The hearing came as Senator Rubio introduced a flurry of legislation aimed at paring back Communist China’s hold on vital American institutions. Senators Rubio and Catherine Cortez Masto (D-NV) reintroduced the “Countering the Chinese Government and Communist Party’s Political Influence Operations” Act, which requires the Secretary of State to compile a report on Chinese disinformation and economic coercion against U.S. targets.
He and Senator John Barrasso (R-WY) introduced legislation that would prohibit institutions like the World Bank from lending to projects controlled by Beijing or the CCP.
He and Senator Kevin Cramer (R-ND) introduced the “Greater Insight into Foreign Transactions (GIFTs) in Higher Education” Act to tighten disclosure requirements of gifts from designated foreign adversaries, including the Chinese Communist Party, to American colleges and universities.
And Rubio and Senator Dianne Feinstein (D-CA) introduced the “Sanction and Stop Ransomware” Act last Thursday, responding to both Russia- and Chinese-based cyberattacks on vital U.S. infrastructure and sensitive information.
To the extent that the legacy media have covered Rubio’s campaign against totalitarian Chinese communism, they have followed the familiar “Republicans pounce” model. “Marco Rubio pouncing on anti-China sentiment in Senate race,” wrote the left-leaning news service Axios in June. (Axios subsequently changed the headline to “Rubio’s play for anti-China vote.”)
Rubio did garner some reaction from a cable news host on the day of the hearings, as MSNBC host Chris Hayes criticized Rubio for “cowardice and whataboutism” in opposing mask mandates, even as the senator encouraged people to “get vaccinated.
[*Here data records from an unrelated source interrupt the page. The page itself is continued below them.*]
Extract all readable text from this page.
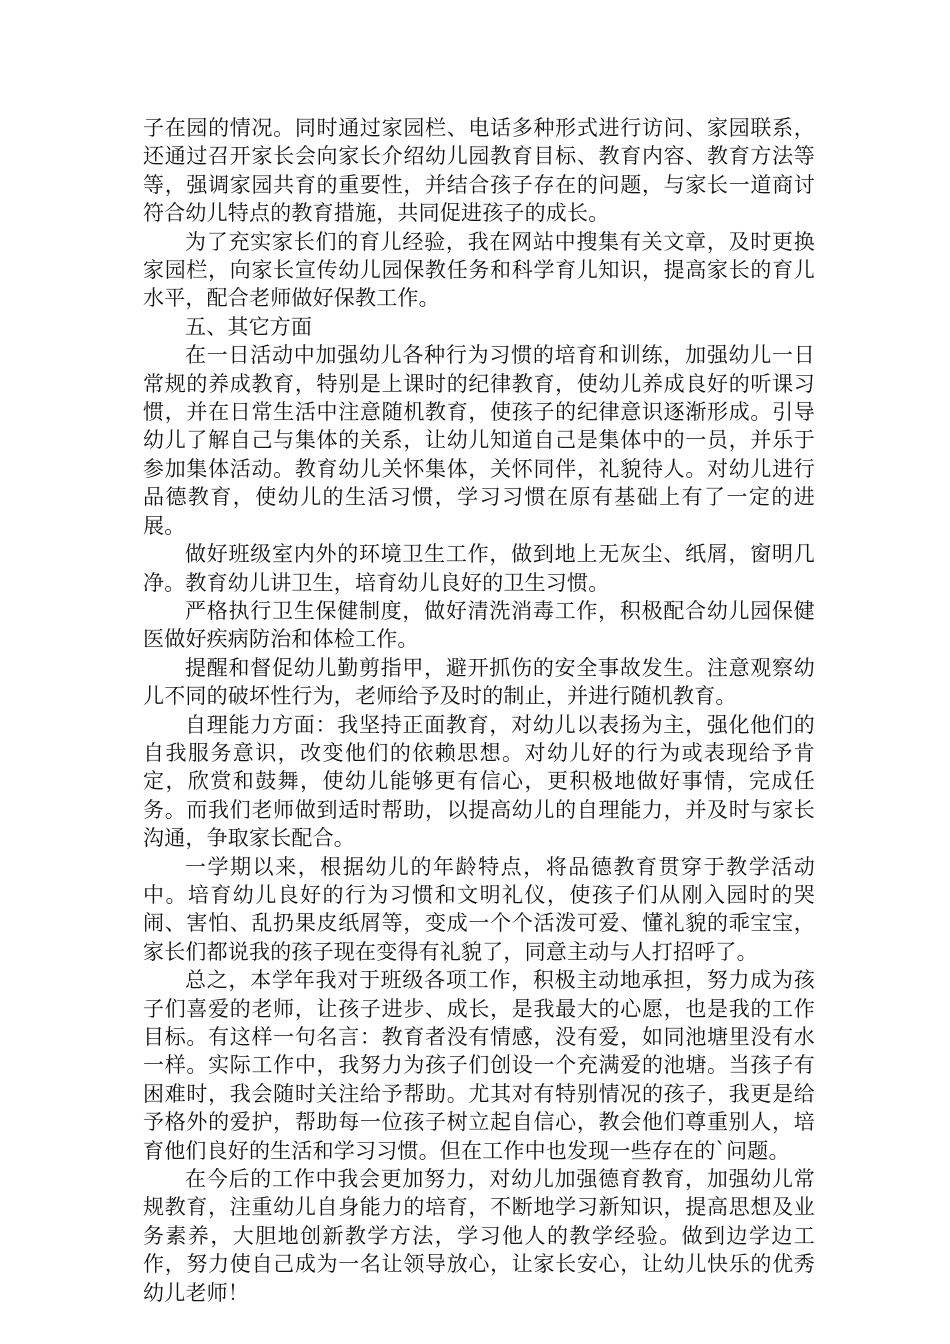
子在园的情况。同时通过家园栏、电话多种形式进行访问、家园联系，还通过召开家长会向家长介绍幼儿园教育目标、教育内容、教育方法等等，强调家园共育的重要性，并结合孩子存在的问题，与家长一道商讨符合幼儿特点的教育措施，共同促进孩子的成长。

为了充实家长们的育儿经验，我在网站中搜集有关文章，及时更换家园栏，向家长宣传幼儿园保教任务和科学育儿知识，提高家长的育儿水平，配合老师做好保教工作。

五、其它方面

在一日活动中加强幼儿各种行为习惯的培育和训练，加强幼儿一日常规的养成教育，特别是上课时的纪律教育，使幼儿养成良好的听课习惯，并在日常生活中注意随机教育，使孩子的纪律意识逐渐形成。引导幼儿了解自己与集体的关系，让幼儿知道自己是集体中的一员，并乐于参加集体活动。教育幼儿关怀集体，关怀同伴，礼貌待人。对幼儿进行品德教育，使幼儿的生活习惯，学习习惯在原有基础上有了一定的进展。

做好班级室内外的环境卫生工作，做到地上无灰尘、纸屑，窗明几净。教育幼儿讲卫生，培育幼儿良好的卫生习惯。

严格执行卫生保健制度，做好清洗消毒工作，积极配合幼儿园保健医做好疾病防治和体检工作。

提醒和督促幼儿勤剪指甲，避开抓伤的安全事故发生。注意观察幼儿不同的破坏性行为，老师给予及时的制止，并进行随机教育。

自理能力方面：我坚持正面教育，对幼儿以表扬为主，强化他们的自我服务意识，改变他们的依赖思想。对幼儿好的行为或表现给予肯定，欣赏和鼓舞，使幼儿能够更有信心，更积极地做好事情，完成任务。而我们老师做到适时帮助，以提高幼儿的自理能力，并及时与家长沟通，争取家长配合。

一学期以来，根据幼儿的年龄特点，将品德教育贯穿于教学活动中。培育幼儿良好的行为习惯和文明礼仪，使孩子们从刚入园时的哭闹、害怕、乱扔果皮纸屑等，变成一个个活泼可爱、懂礼貌的乖宝宝，家长们都说我的孩子现在变得有礼貌了，同意主动与人打招呼了。

总之，本学年我对于班级各项工作，积极主动地承担，努力成为孩子们喜爱的老师，让孩子进步、成长，是我最大的心愿，也是我的工作目标。有这样一句名言：教育者没有情感，没有爱，如同池塘里没有水一样。实际工作中，我努力为孩子们创设一个充满爱的池塘。当孩子有困难时，我会随时关注给予帮助。尤其对有特别情况的孩子，我更是给予格外的爱护，帮助每一位孩子树立起自信心，教会他们尊重别人，培育他们良好的生活和学习习惯。但在工作中也发现一些存在的`问题。

在今后的工作中我会更加努力，对幼儿加强德育教育，加强幼儿常规教育，注重幼儿自身能力的培育，不断地学习新知识，提高思想及业务素养，大胆地创新教学方法，学习他人的教学经验。做到边学边工作，努力使自己成为一名让领导放心，让家长安心，让幼儿快乐的优秀幼儿老师！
That’s the answer.”
That kind of selective outrage and decision to ignore issues of global security enables Beijing’s continued bad behavior, analysts say. “The Chinese regime will not stop hacking American networks until the costs Washington imposes exceed the enormous benefits of this criminal activity,” wrote foreign policy expert Gordon Chang in The Hill this Wednesday. “Americans should be mad at Beijing — and at the people they elected to protect them but who have decided not to do so.”